03:56 Alors dans la première prison dans laquelle j'ai été, c'était absolument...
04:02 Je découvrais cet univers.
04:03 Je n'avais jamais été confronté à des terroristes, des violeurs d'enfants, des trafiquants d'hommes, des trafiquants d'armes.
04:11 Et j'étais complètement... Je me dis "mais c'est pas possible, je suis dans un film, ou dans un cauchemar".
04:15 Je me réveillais.
04:16 Et en fait, plus le temps passe, plus je me dis "non, non, c'est bien ma réalité".
04:21 C'est bien qu'après mon agression, j'ai commencé à dormir avec un couteau sous mon oreiller.
04:27 Et à partir de ce moment-là, je me disais "mais c'est juste pas possible".
04:33 Alors vous avez vécu quelque chose d'épouvantable, c'est que vous avez été bouillanté par un des garçons qui vivait avec vous dans votre prison.
04:40 Oui.
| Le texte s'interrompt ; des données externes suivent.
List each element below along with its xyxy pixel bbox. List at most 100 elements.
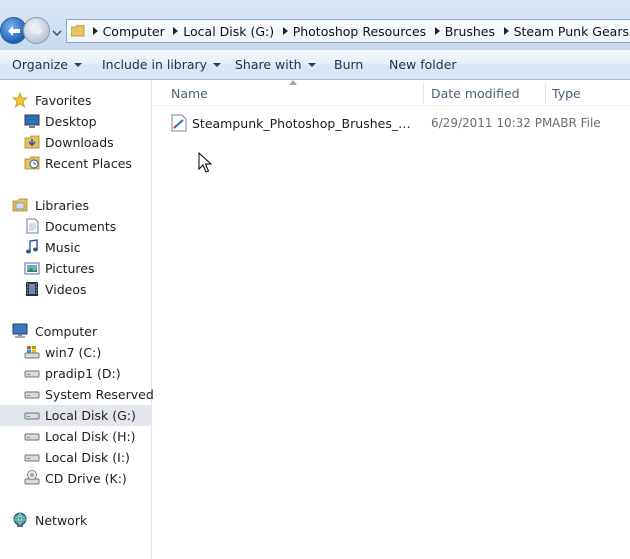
nav-item-documents[interactable]: Documents bbox=[0, 216, 152, 237]
drive-icon bbox=[24, 391, 40, 399]
breadcrumb-separator-icon[interactable] bbox=[503, 19, 510, 43]
nav-item-pictures[interactable]: Pictures bbox=[0, 258, 152, 279]
nav-computer-label: Computer bbox=[35, 324, 98, 339]
nav-item-label: Recent Places bbox=[45, 156, 132, 171]
chevron-down-icon bbox=[74, 62, 82, 67]
nav-item-system-reserved-f[interactable]: System Reserved (F:) bbox=[0, 384, 178, 405]
file-name: Steampunk_Photoshop_Brushes_by_hanaluku.… bbox=[192, 116, 414, 131]
nav-favorites[interactable]: Favorites bbox=[0, 90, 152, 111]
breadcrumb-separator-icon[interactable] bbox=[434, 19, 441, 43]
folder-icon bbox=[70, 24, 85, 37]
breadcrumb-separator-icon[interactable] bbox=[92, 19, 99, 43]
breadcrumb-item-photoshop-resources[interactable]: Photoshop Resources bbox=[292, 24, 427, 39]
drive-icon bbox=[24, 433, 40, 441]
cd-drive-icon bbox=[24, 470, 40, 485]
chevron-down-icon bbox=[213, 62, 222, 67]
column-header-label: Name bbox=[171, 85, 208, 101]
breadcrumb-item-local-disk-g[interactable]: Local Disk (G:) bbox=[182, 24, 275, 39]
recent-pages-dropdown[interactable] bbox=[52, 27, 62, 37]
nav-item-label: win7 (C:) bbox=[45, 345, 102, 360]
star-icon bbox=[12, 92, 28, 108]
share-with-label: Share with bbox=[235, 57, 302, 72]
music-icon bbox=[26, 239, 38, 254]
drive-icon bbox=[24, 370, 40, 378]
nav-item-label: CD Drive (K:) bbox=[45, 471, 127, 486]
nav-item-label: Local Disk (I:) bbox=[45, 450, 130, 465]
column-header-label: Date modified bbox=[431, 85, 520, 101]
chevron-down-icon bbox=[307, 62, 316, 67]
nav-item-label: Pictures bbox=[45, 261, 95, 276]
drive-icon bbox=[24, 412, 40, 420]
network-icon bbox=[13, 512, 27, 527]
breadcrumb-item-brushes[interactable]: Brushes bbox=[444, 24, 496, 39]
column-header-label: Type bbox=[552, 85, 581, 101]
nav-item-label: Local Disk (H:) bbox=[45, 429, 136, 444]
nav-item-label: Music bbox=[45, 240, 81, 255]
chevron-down-icon bbox=[52, 30, 62, 36]
desktop-icon bbox=[24, 114, 40, 128]
brush-file-icon bbox=[171, 114, 187, 132]
nav-item-recent-places[interactable]: Recent Places bbox=[0, 153, 152, 174]
documents-icon bbox=[26, 218, 39, 234]
downloads-icon bbox=[24, 135, 40, 149]
burn-label: Burn bbox=[334, 57, 364, 72]
nav-item-label: Videos bbox=[45, 282, 87, 297]
nav-favorites-label: Favorites bbox=[35, 93, 92, 108]
forward-button[interactable] bbox=[23, 17, 50, 44]
nav-item-local-disk-i[interactable]: Local Disk (I:) bbox=[0, 447, 152, 468]
column-header-name[interactable]: Name bbox=[153, 80, 423, 106]
videos-icon bbox=[26, 282, 38, 296]
new-folder-label: New folder bbox=[389, 57, 457, 72]
nav-item-label: Local Disk (G:) bbox=[45, 408, 136, 423]
breadcrumb-separator-icon[interactable] bbox=[282, 19, 289, 43]
nav-item-desktop[interactable]: Desktop bbox=[0, 111, 152, 132]
navigation-pane: Favorites Desktop Downloads Recent Place… bbox=[0, 80, 178, 559]
nav-computer[interactable]: Computer bbox=[0, 321, 152, 342]
recent-places-icon bbox=[24, 156, 40, 170]
column-header-date-modified[interactable]: Date modified bbox=[413, 80, 549, 106]
breadcrumb-item-computer[interactable]: Computer bbox=[102, 24, 166, 39]
nav-item-pradip1-d[interactable]: pradip1 (D:) bbox=[0, 363, 152, 384]
include-in-library-label: Include in library bbox=[102, 57, 208, 72]
nav-item-downloads[interactable]: Downloads bbox=[0, 132, 152, 153]
mouse-cursor-icon bbox=[198, 152, 212, 173]
nav-item-local-disk-h[interactable]: Local Disk (H:) bbox=[0, 426, 152, 447]
breadcrumb-item-steam-punk-gears[interactable]: Steam Punk Gears bbox=[513, 24, 630, 39]
nav-libraries[interactable]: Libraries bbox=[0, 195, 152, 216]
nav-item-local-disk-g[interactable]: Local Disk (G:) bbox=[0, 405, 152, 426]
organize-label: Organize bbox=[12, 57, 68, 72]
address-bar: Computer Local Disk (G:) Photoshop Resou… bbox=[0, 0, 630, 50]
nav-network-label: Network bbox=[35, 513, 88, 528]
burn-button[interactable]: Burn bbox=[334, 50, 363, 79]
command-bar: Organize Include in library Share with B… bbox=[0, 50, 630, 80]
file-date-modified: 6/29/2011 10:32 PM bbox=[431, 116, 553, 130]
column-header-row: Name Date modified Type bbox=[153, 80, 630, 106]
libraries-icon bbox=[12, 198, 28, 212]
breadcrumb[interactable]: Computer Local Disk (G:) Photoshop Resou… bbox=[66, 19, 630, 43]
column-header-type[interactable]: Type bbox=[534, 80, 630, 106]
file-type: ABR File bbox=[552, 116, 601, 130]
nav-item-win7-c[interactable]: win7 (C:) bbox=[0, 342, 152, 363]
arrow-right-icon bbox=[30, 25, 43, 36]
new-folder-button[interactable]: New folder bbox=[389, 50, 457, 79]
nav-item-label: pradip1 (D:) bbox=[45, 366, 121, 381]
file-row[interactable]: Steampunk_Photoshop_Brushes_by_hanaluku.… bbox=[167, 112, 630, 134]
nav-item-label: Downloads bbox=[45, 135, 114, 150]
computer-icon bbox=[12, 323, 28, 338]
windows-drive-icon bbox=[24, 346, 40, 359]
share-with-button[interactable]: Share with bbox=[235, 50, 316, 79]
nav-item-label: Documents bbox=[45, 219, 117, 234]
nav-item-label: Desktop bbox=[45, 114, 97, 129]
nav-network[interactable]: Network bbox=[0, 510, 152, 531]
nav-item-cd-drive-k[interactable]: CD Drive (K:) bbox=[0, 468, 152, 489]
arrow-left-icon bbox=[7, 25, 20, 36]
breadcrumb-separator-icon[interactable] bbox=[173, 19, 180, 43]
nav-item-music[interactable]: Music bbox=[0, 237, 152, 258]
file-list: Name Date modified Type Steampunk_Photos… bbox=[153, 80, 630, 559]
include-in-library-button[interactable]: Include in library bbox=[102, 50, 222, 79]
nav-item-videos[interactable]: Videos bbox=[0, 279, 152, 300]
organize-button[interactable]: Organize bbox=[12, 50, 82, 79]
drive-icon bbox=[24, 454, 40, 462]
pictures-icon bbox=[24, 262, 40, 275]
nav-libraries-label: Libraries bbox=[35, 198, 89, 213]
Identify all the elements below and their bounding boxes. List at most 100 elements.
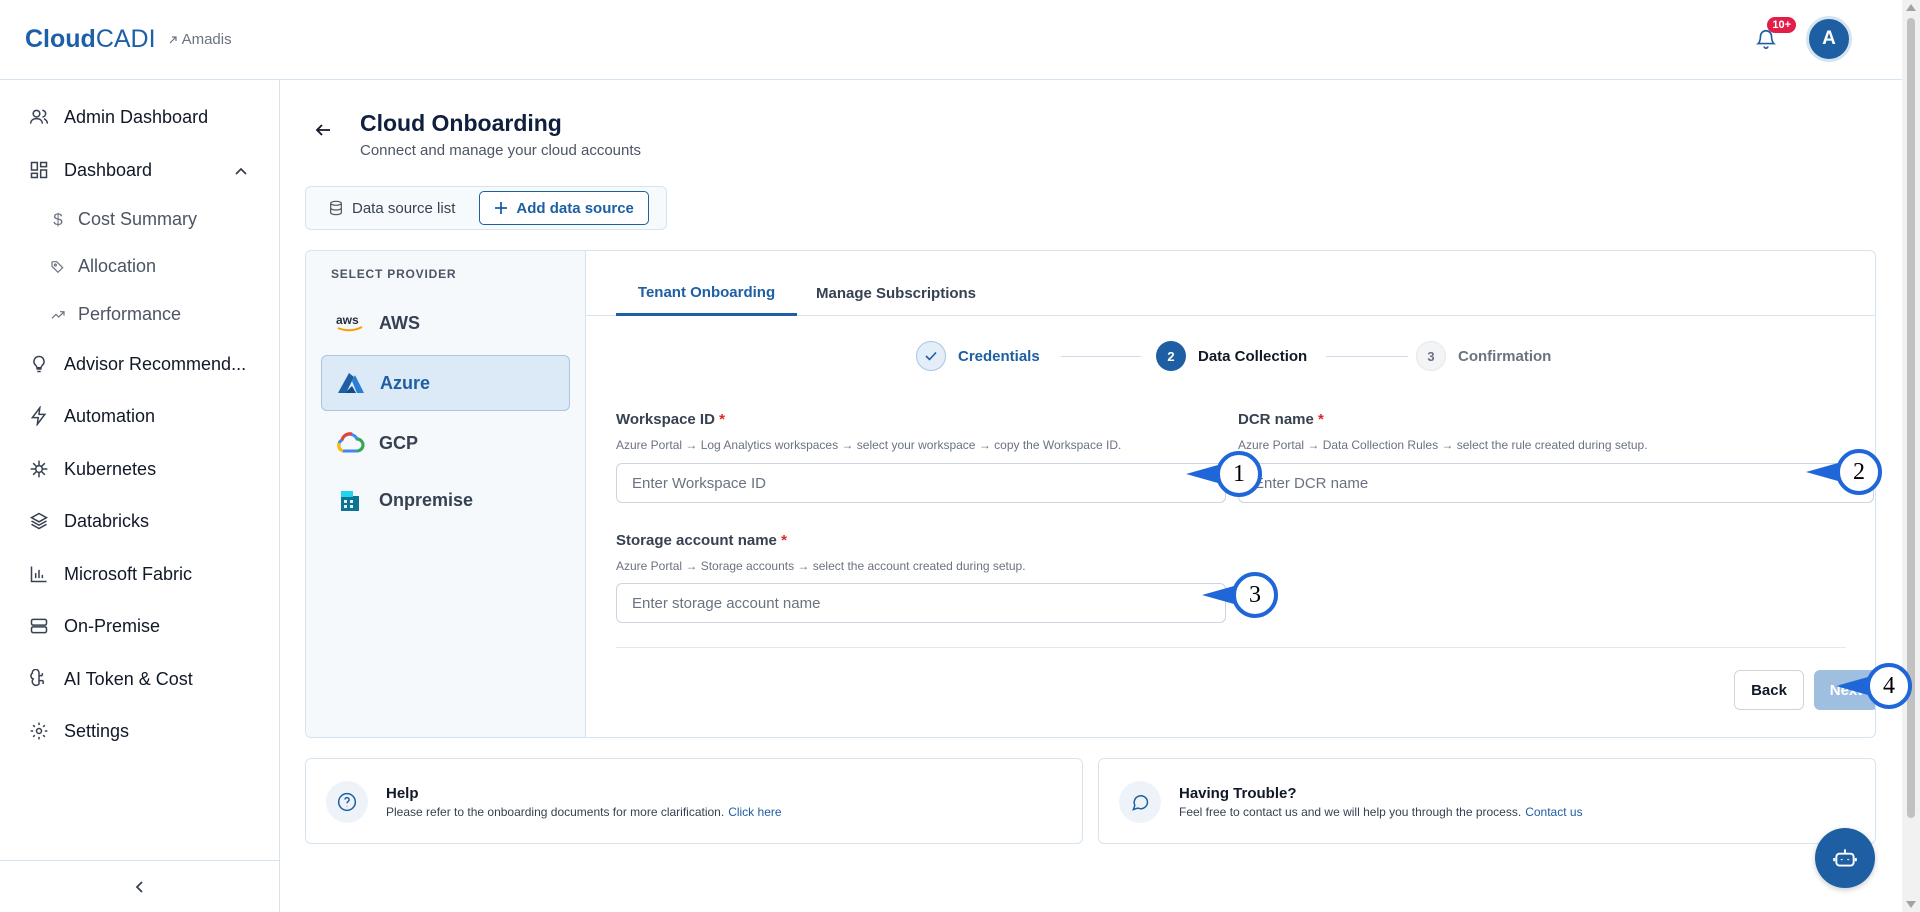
provider-aws[interactable]: aws AWS: [321, 295, 570, 351]
sidebar-item-label: Dashboard: [64, 159, 153, 180]
data-source-list-tab[interactable]: Data source list: [310, 191, 473, 225]
step-credentials[interactable]: Credentials: [916, 341, 1040, 371]
required-marker: *: [719, 411, 725, 428]
provider-azure[interactable]: Azure: [321, 355, 570, 411]
sidebar-item-dashboard[interactable]: Dashboard: [28, 159, 152, 181]
trouble-title: Having Trouble?: [1179, 785, 1297, 802]
sidebar-item-automation[interactable]: Automation: [28, 405, 155, 427]
stepper-connector: [1061, 356, 1141, 357]
provider-heading: SELECT PROVIDER: [331, 267, 457, 281]
sidebar-item-settings[interactable]: Settings: [28, 720, 129, 742]
onboarding-card: SELECT PROVIDER aws AWS Azure GCP Onprem…: [305, 250, 1876, 738]
notifications-button[interactable]: 10+: [1748, 17, 1796, 57]
scroll-up-arrow[interactable]: [1906, 4, 1916, 11]
required-marker: *: [1318, 411, 1324, 428]
user-avatar[interactable]: A: [1806, 16, 1852, 62]
dollar-icon: $: [53, 209, 63, 229]
sidebar: Admin Dashboard Dashboard $ Cost Summary…: [0, 80, 280, 912]
callout-arrow: [1202, 586, 1234, 604]
server-icon: [28, 615, 50, 637]
workspace-id-input[interactable]: [616, 463, 1226, 503]
sidebar-item-on-premise[interactable]: On-Premise: [28, 615, 160, 637]
workspace-id-label: Workspace ID *: [616, 411, 725, 428]
tenant-arrow-icon: [169, 35, 177, 43]
database-icon: [330, 200, 342, 216]
add-data-source-tab[interactable]: Add data source: [479, 191, 649, 225]
back-button[interactable]: Back: [1734, 670, 1804, 710]
sidebar-item-label: Performance: [78, 304, 182, 324]
provider-gcp[interactable]: GCP: [321, 415, 570, 471]
tab-tenant-onboarding[interactable]: Tenant Onboarding: [616, 271, 797, 316]
provider-onpremise[interactable]: Onpremise: [321, 472, 570, 528]
provider-panel: SELECT PROVIDER aws AWS Azure GCP Onprem…: [306, 251, 586, 737]
provider-label: Onpremise: [379, 489, 474, 510]
dcr-name-hint: Azure Portal → Data Collection Rules → s…: [1238, 438, 1648, 452]
sidebar-item-admin-dashboard[interactable]: Admin Dashboard: [28, 106, 208, 128]
storage-account-label: Storage account name *: [616, 532, 787, 549]
chevron-up-icon[interactable]: [234, 166, 248, 176]
sidebar-item-kubernetes[interactable]: Kubernetes: [28, 458, 156, 480]
contact-us-link[interactable]: Contact us: [1525, 805, 1582, 819]
building-icon: [335, 485, 365, 515]
sidebar-item-label: AI Token & Cost: [64, 668, 193, 689]
chat-bubble-icon: [1119, 781, 1161, 823]
provider-label: AWS: [379, 312, 421, 333]
help-text: Please refer to the onboarding documents…: [386, 805, 782, 819]
bolt-icon: [28, 405, 50, 427]
chatbot-button[interactable]: [1815, 828, 1875, 888]
sidebar-item-label: Automation: [64, 405, 156, 426]
cloudcadi-logo[interactable]: Cloud CADI: [25, 25, 156, 54]
chevron-left-icon: [135, 880, 143, 893]
storage-account-label-text: Storage account name: [616, 532, 777, 549]
sidebar-item-label: Databricks: [64, 510, 150, 531]
onboarding-tabs: Tenant Onboarding Manage Subscriptions: [586, 251, 1875, 316]
logo-light-text: CADI: [95, 25, 156, 53]
storage-account-input[interactable]: [616, 583, 1226, 623]
help-card: Help Please refer to the onboarding docu…: [305, 758, 1083, 844]
callout-number: 2: [1836, 449, 1882, 495]
callout-arrow: [1806, 463, 1838, 481]
step-data-collection-number: 2: [1156, 341, 1186, 371]
sidebar-item-label: Cost Summary: [78, 209, 198, 229]
callout-arrow: [1836, 677, 1868, 695]
workspace-id-label-text: Workspace ID: [616, 411, 715, 428]
notification-badge: 10+: [1767, 17, 1796, 33]
robot-icon: [1833, 849, 1857, 867]
sidebar-item-microsoft-fabric[interactable]: Microsoft Fabric: [28, 563, 192, 585]
top-bar: Cloud CADI Amadis 10+ A: [0, 0, 1902, 80]
logo-bold-text: Cloud: [25, 25, 96, 53]
sidebar-item-cost-summary[interactable]: $ Cost Summary: [50, 209, 197, 230]
sidebar-item-label: Advisor Recommend...: [64, 353, 247, 374]
check-icon: [916, 341, 946, 371]
page-scrollbar[interactable]: [1902, 0, 1920, 912]
sidebar-item-allocation[interactable]: Allocation: [50, 256, 156, 277]
collapse-sidebar-button[interactable]: [0, 860, 279, 912]
sidebar-item-advisor-recommendations[interactable]: Advisor Recommend...: [28, 353, 246, 375]
svg-text:aws: aws: [336, 313, 359, 327]
tenant-switcher[interactable]: Amadis: [168, 31, 232, 48]
scroll-down-arrow[interactable]: [1906, 901, 1916, 908]
layers-icon: [28, 510, 50, 532]
users-icon: [28, 106, 50, 128]
dcr-name-input[interactable]: [1238, 463, 1874, 503]
help-description: Please refer to the onboarding documents…: [386, 805, 725, 819]
step-data-collection: 2 Data Collection: [1156, 341, 1307, 371]
plus-icon: [495, 202, 508, 214]
dashboard-grid-icon: [28, 159, 50, 181]
page-title: Cloud Onboarding: [360, 110, 562, 136]
callout-marker-4: 4: [1830, 656, 1920, 716]
sidebar-item-ai-token-cost[interactable]: AI Token & Cost: [28, 668, 193, 690]
add-data-source-label: Add data source: [516, 199, 634, 217]
ai-brain-icon: [28, 668, 50, 690]
help-link[interactable]: Click here: [728, 805, 781, 819]
page-subtitle: Connect and manage your cloud accounts: [360, 142, 642, 159]
sidebar-item-label: Settings: [64, 720, 130, 741]
lightbulb-icon: [28, 353, 50, 375]
help-title: Help: [386, 785, 419, 802]
back-arrow-icon[interactable]: [314, 122, 332, 138]
sidebar-item-label: Kubernetes: [64, 458, 157, 479]
sidebar-item-databricks[interactable]: Databricks: [28, 510, 149, 532]
tab-manage-subscriptions[interactable]: Manage Subscriptions: [816, 271, 976, 316]
step-credentials-label: Credentials: [958, 347, 1040, 365]
sidebar-item-performance[interactable]: Performance: [50, 304, 181, 325]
Alors il venait à peine de rentrer dans la cellule.
04:45 On était entre 50 et 60 personnes dans chaque cellule.
04:48 Au cri de Alah Akbar.
04:49 Au cri de Alah Akbar.
04:52 Il sait que vous êtes juif ?
04:53 Il a dû savoir par l'un des co-détenus qui ont dû lui dire.
04:57 Avec un nom tel que le mien, quand vous êtes avec beaucoup de Maghrébins, vous n'avez pas besoin de mentionner que vous êtes juif.
05:04 Ils le savent.
05:05 Et donc les nouvelles vont vite en prison.
05:09 Et donc deux jours après son arrivée dans la cellule, un matin, il me met bouillante avec cette...
05:17 Il avait une carafe d'eau bouillante, une bouilloire, il me la jette dessus en criant "Ah voilà".
05:25 Vous avez cru mourir dans ces différentes prisons et dans ces différents lieux ?
05:28 De souffrance peut-être d'ailleurs, tout simplement.
05:32 On passe par tellement d'émotions, la tristesse, l'incompréhension, la rage, le pourquoi, la résignation.
05:41 Mais j'ai cru mourir plusieurs fois.
05:45 Mais aussi, je me disais il faut que je tienne parce qu'il y a mon frère dehors qui se bat comme personne.
05:52 Et ça, ça me portait quelque part.
05:53 En tout cas, votre frère et l'avocate Karl Motton menaient un combat hallucinant pour vous sauver.
05:58 Comment allez-vous aujourd'hui ?
06:00 Bien mieux.
06:02 La reconstruction est quand même difficile, mais je vais quand même bien mieux.
06:05 Je n'ai plus peur pour mes jours.
06:07 Merci beaucoup Fabien Azoulay d'avoir été avec nous.